Le chapitre V raconte une descente de pirates, qui au nombre de neuf cents environ, pillèrent l'île de Serk, le monastère, violèrent même le tombeau du saint et — sans doute sous l'influence de libations trop copieuses, accompagnement ordinaire de ces expéditions — finirent par se prendre de querelle et par se détruire entre eux presque jusqu'au dernier. Ici il s'agit bien des Normands, ce doit être un épisode de leurs premières attaques contre la Bretagne en 836, mentionnées comme suit par Pierre Le Baud, d'après d'anciennes chroniques bretonnes aujourd'hui perdues :

« Dit Sigebert que, l'an 836, les pyrites de Norwegue et de Dannemarche gasterent Bretagne et autres terres... Contre lesquels Norwegiens, ainsi qu'ils degastoient Bretagne, le duc Nemenoius, qui encore lors par la permission de l'empereur Loys (Louis le Débonnaire) la gouvernoit, assembla les Bretons et se combattit à eux près la cité de Lexoviense (Leonense, ou Léon, selon D. Lobineau et D. Morice), qu'ils avoient prinse et destruite. Si fut en celle bataille occise multitude d'hommes, tant des Bretons que des Norwegiens, sans ce que nulle des parties eust victoire » (Le Baud, Histoire de Bretagne, p. 98. Cf. Lobineau, Histoire de Bretagne, I, p. 35 ; D. Morice I. p. 31).

Enfin le chapitre VI des Miracles présente en plein relief, sous une forme bien vivante, quelques scènes de moeurs du IXème siècle.

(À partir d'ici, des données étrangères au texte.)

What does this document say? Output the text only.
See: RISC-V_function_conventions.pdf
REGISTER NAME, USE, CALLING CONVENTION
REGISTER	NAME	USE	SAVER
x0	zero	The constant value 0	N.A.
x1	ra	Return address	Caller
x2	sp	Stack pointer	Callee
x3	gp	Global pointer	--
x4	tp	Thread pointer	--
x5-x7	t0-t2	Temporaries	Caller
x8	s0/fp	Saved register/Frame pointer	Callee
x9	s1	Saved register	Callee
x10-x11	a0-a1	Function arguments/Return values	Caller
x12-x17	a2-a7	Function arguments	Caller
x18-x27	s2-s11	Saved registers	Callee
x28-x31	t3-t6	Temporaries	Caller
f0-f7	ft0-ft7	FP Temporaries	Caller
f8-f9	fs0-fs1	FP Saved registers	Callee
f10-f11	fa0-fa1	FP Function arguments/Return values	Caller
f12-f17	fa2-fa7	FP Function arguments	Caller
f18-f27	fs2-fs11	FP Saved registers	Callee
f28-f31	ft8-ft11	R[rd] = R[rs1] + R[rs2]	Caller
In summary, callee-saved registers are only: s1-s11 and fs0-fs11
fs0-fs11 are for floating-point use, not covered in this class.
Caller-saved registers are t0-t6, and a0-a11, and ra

Nous avons vu plus haut l'histoire de Nivo, seigneur de l'île Bissargia ou Guernesei (Guernesey) au temps de saint Magloire. Cette île, au IXème siècle, était encore possédée par un seul tiern breton, dont on ne nous dit pas le nom, mais dont on vante la richesse et l'importance [Note : « Quidam home satis opulentus Bissargiam insulam, Sargiae vicinam. hereditario jure tenebat ». Et plus loin on l'appelle « tantus vif » : « Ne tanti viri filius vel ad modicum tristaretur »]. Ce seigneur, dans sa dernière maladie, avait commandé qu'on l'enterrât dans le monastère de Serk ; pour avoir l'autorisation des moines et obtenir leurs prières, il leur avait laissé de riches présents, qui furent remis en effet au monastère, le jour des funérailles, par ses frères et ses amis, entre autres : son coursier tout caparaçonné, son baudrier d'or, ses éperons d'or, son glaive et ses bijoux.

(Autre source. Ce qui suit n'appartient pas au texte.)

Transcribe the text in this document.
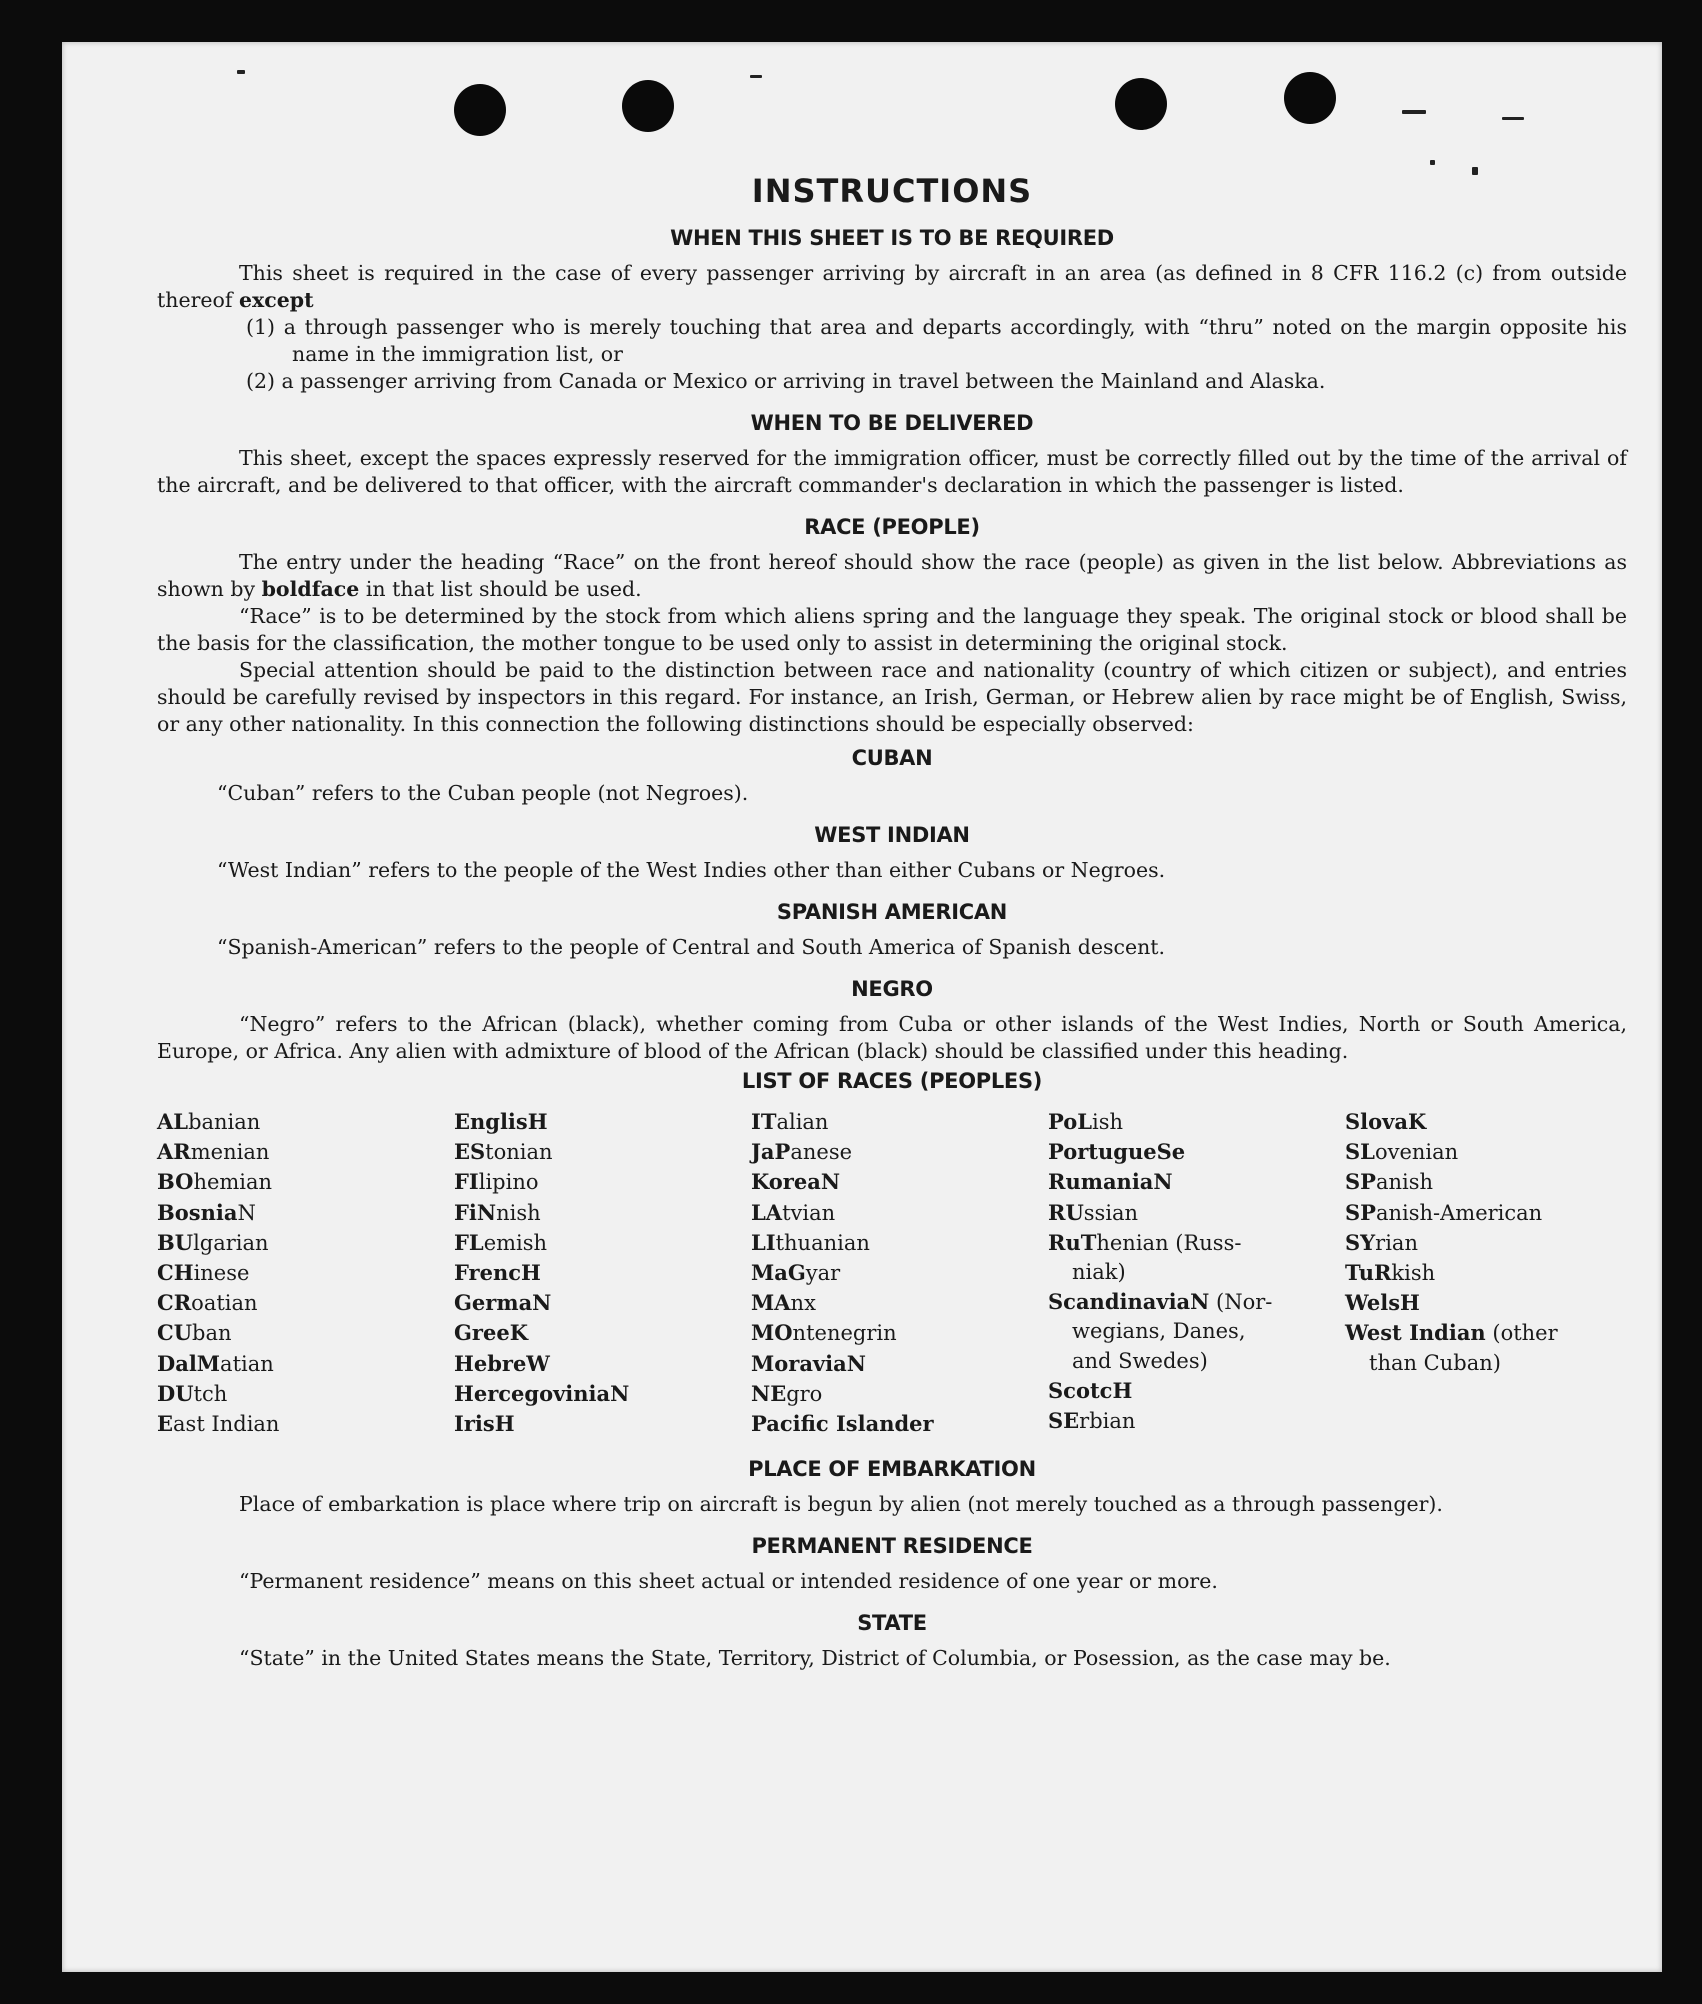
INSTRUCTIONS
WHEN THIS SHEET IS TO BE REQUIRED

This sheet is required in the case of every passenger arriving by aircraft in an area (as defined in 8 CFR 116.2 (c) from outside thereof except

(1) a through passenger who is merely touching that area and departs accordingly, with “thru” noted on the margin opposite his name in the immigration list, or
(2) a passenger arriving from Canada or Mexico or arriving in travel between the Mainland and Alaska.
WHEN TO BE DELIVERED

This sheet, except the spaces expressly reserved for the immigration officer, must be correctly filled out by the time of the arrival of the aircraft, and be delivered to that officer, with the aircraft commander's declaration in which the passenger is listed.

RACE (PEOPLE)

The entry under the heading “Race” on the front hereof should show the race (people) as given in the list below. Abbreviations as shown by boldface in that list should be used.

“Race” is to be determined by the stock from which aliens spring and the language they speak. The original stock or blood shall be the basis for the classification, the mother tongue to be used only to assist in determining the original stock.

Special attention should be paid to the distinction between race and nationality (country of which citizen or subject), and entries should be carefully revised by inspectors in this regard. For instance, an Irish, German, or Hebrew alien by race might be of English, Swiss, or any other nationality. In this connection the following distinctions should be especially observed:

CUBAN

“Cuban” refers to the Cuban people (not Negroes).

WEST INDIAN

“West Indian” refers to the people of the West Indies other than either Cubans or Negroes.

SPANISH AMERICAN

“Spanish-American” refers to the people of Central and South America of Spanish descent.

NEGRO

“Negro” refers to the African (black), whether coming from Cuba or other islands of the West Indies, North or South America, Europe, or Africa. Any alien with admixture of blood of the African (black) should be classified under this heading.

LIST OF RACES (PEOPLES)
ALbanian
ARmenian
BOhemian
BosniaN
BUlgarian
CHinese
CRoatian
CUban
DalMatian
DUtch
East Indian
EnglisH
EStonian
FIlipino
FiNnish
FLemish
FrencH
GermaN
GreeK
HebreW
HercegoviniaN
IrisH
ITalian
JaPanese
KoreaN
LAtvian
LIthuanian
MaGyar
MAnx
MOntenegrin
MoraviaN
NEgro
Pacific Islander
PoLish
PortugueSe
RumaniaN
RUssian
RuThenian (Russ-
niak)
ScandinaviaN (Nor-
wegians, Danes,
and Swedes)
ScotcH
SErbian
SlovaK
SLovenian
SPanish
SPanish-American
SYrian
TuRkish
WelsH
West Indian (other
than Cuban)
PLACE OF EMBARKATION

Place of embarkation is place where trip on aircraft is begun by alien (not merely touched as a through passenger).

PERMANENT RESIDENCE

“Permanent residence” means on this sheet actual or intended residence of one year or more.

STATE

“State” in the United States means the State, Territory, District of Columbia, or Posession, as the case may be.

Son fils, qui guerroyait ou tout au moins voyageait au loin, ne revint qu'après l'enterrement. Il manifesta le désir de reprendre, en les bien payant, les pièces d'armure et de parure données aux moines par son père. Ceux-ci, pour ne pas mécontenter cet homme puissant, y consentirent. Il vint au monastère, bien accompagné. On lui remit la riche offrande paternelle ; aussitôt il s'en saisit, la fit enlever par ses serviteurs, puis détala au triple galop sans rien payer, riant de grand coeur du bon tour qu'il venait de jouer aux moines. Ceux-ci firent sonner leurs cloches et coururent à la tombe de saint Magloire, le suppliant de punir le brigand. Le saint n'y manqua pas ; et tandis que le drôle poussait son cheval à fond de train, il lui lança, dit notre texte, un coup de sa crosse au beau milieu du front, qui nécessairement renversa le cavalier, et les suites de cette chute le mirent bientôt à l'article de la mort. Il rendit alors, ainsi châtié, tout ce qu'il avait pris, y ajouta même d'autres présents. Mais l'hagiographe, qui semble avoir vu cette scène et garde encore rancune au voleur, n'est pas sûr qu'il obtint miséricorde (extrait des notes d'Arthur de la Borderie).